Pierre Jourde nous conte l’histoire de ce village à travers une galerie de portraits qu’il connaît bien, ou moins bien, qu’il a côtoyée dans son enfance. Plus on avance dans le livre, plus la peinture de ce village se fait dure et plus on comprend ce qui a blessé. Mais il n’y a pas chez Pierre Jourde de jugement, de mépris ou de moquerie, juste un tableau sans artifices d’un village du Cantal comme il existe tant d’autres villages en France. L’entre-soi, la vie agricole, l’alcoolisme, la solitude, les hivers interminables, les mariages malheureux, l’hygiène douteuse… Est-ce qu’il en a rajouté ? Rien n’est moins sûr. Mais c’est raconté avec un style et un souci du détail qui sont comme un violent coup de projecteur sur une petite société habituée à vivre dans l’ombre de ses vaches et de ses morts. Et il y a aussi ces mots particulièrement beaux pour décrire ce pays rude mais magnétique : comment douter de l’amour de Pierre Jourde pour ce village ?
Pour en savoir plus sur le conflit entre Pierre Jourde et les villageois : https://www.lemonde.fr/livres/article/2007/06/21/scenes-de-chasse-dans-le-cantal_926470_3260.html
“De nouveau on s’étendra sur la mousse verticale des pentes pour sentir la terre tourner. De nouveau, à la nuit close, on ira derrière la maison voir grouiller les étoiles. On s’endormira en devinant, derrière les murs, l’inépuisable réserve de rêves de la forêt. Forêt pour personne, sans personne, aux chemins tortueux et perdus, forée de grottes inexplorées, qui nourrit nos nuits. Pas encore éventrée par les bulldozers, pas plantée de sapins calibrés, pas transformée en usine à bois.”

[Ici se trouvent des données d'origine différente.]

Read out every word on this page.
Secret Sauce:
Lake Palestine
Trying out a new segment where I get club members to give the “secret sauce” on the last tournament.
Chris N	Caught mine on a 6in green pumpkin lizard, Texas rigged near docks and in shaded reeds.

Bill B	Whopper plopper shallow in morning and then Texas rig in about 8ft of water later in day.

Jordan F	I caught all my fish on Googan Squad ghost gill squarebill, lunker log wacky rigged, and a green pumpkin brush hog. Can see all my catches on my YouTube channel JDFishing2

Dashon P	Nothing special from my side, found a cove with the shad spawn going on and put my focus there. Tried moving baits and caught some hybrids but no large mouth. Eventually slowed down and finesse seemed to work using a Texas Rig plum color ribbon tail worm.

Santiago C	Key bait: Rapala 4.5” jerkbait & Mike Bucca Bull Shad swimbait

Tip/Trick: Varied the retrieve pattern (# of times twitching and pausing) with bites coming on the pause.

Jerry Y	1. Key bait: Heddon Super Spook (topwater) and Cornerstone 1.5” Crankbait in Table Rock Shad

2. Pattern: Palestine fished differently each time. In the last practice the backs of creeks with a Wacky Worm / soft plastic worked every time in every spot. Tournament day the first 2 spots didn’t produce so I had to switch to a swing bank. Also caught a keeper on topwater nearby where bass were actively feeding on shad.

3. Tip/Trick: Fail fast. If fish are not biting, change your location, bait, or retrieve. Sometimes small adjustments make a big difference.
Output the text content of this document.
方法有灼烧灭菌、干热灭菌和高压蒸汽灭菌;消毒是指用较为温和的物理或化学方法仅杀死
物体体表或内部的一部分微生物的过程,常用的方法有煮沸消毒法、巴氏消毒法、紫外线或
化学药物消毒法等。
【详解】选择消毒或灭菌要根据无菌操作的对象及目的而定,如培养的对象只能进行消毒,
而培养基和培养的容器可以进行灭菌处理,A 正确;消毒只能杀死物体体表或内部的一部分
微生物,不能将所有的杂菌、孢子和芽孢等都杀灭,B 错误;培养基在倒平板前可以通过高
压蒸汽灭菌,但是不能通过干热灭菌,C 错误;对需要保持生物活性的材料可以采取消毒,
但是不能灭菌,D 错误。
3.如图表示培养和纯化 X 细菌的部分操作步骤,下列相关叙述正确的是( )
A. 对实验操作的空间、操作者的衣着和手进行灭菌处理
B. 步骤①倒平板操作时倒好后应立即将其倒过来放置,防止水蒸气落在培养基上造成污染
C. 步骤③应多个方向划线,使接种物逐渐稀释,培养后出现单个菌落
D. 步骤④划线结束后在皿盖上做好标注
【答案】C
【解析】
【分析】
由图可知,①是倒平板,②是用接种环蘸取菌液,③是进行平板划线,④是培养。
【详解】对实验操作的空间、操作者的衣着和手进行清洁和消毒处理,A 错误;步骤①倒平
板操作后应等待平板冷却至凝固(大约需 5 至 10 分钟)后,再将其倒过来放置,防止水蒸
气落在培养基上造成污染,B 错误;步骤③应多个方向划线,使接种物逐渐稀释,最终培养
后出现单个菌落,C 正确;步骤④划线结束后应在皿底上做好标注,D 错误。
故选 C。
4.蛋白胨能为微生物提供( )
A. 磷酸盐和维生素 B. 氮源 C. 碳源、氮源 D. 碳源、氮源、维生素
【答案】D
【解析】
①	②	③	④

“La variété des boissons et des récipients contribue à la légende des maisons sales. Car il faut bien y boire, toute visite exige son canon de rouge, à la rigueur son café. Inutile de biaiser, le verre de sirop peut comporter plus de risques que le vin. On espère vaguement que l’alcool désinfectera un peu. Il y a ceux qui font passer le café dans de vieux bas. Ceux qui le réchauffent dans une boîte de petits pois posée à même le feu. Dans une ferme, l’étrangeté du service atteignit un jour des beautés fabuleuses. Il devait s’agir de verres protocolaires, que l’on sort rarement, réservés peut-être à des invités de marque. Des araignées confiantes les avaient emmaillotés. Le vin fut versé sans autre précaution, et le filet de pinard creva la toile poussiéreuse.”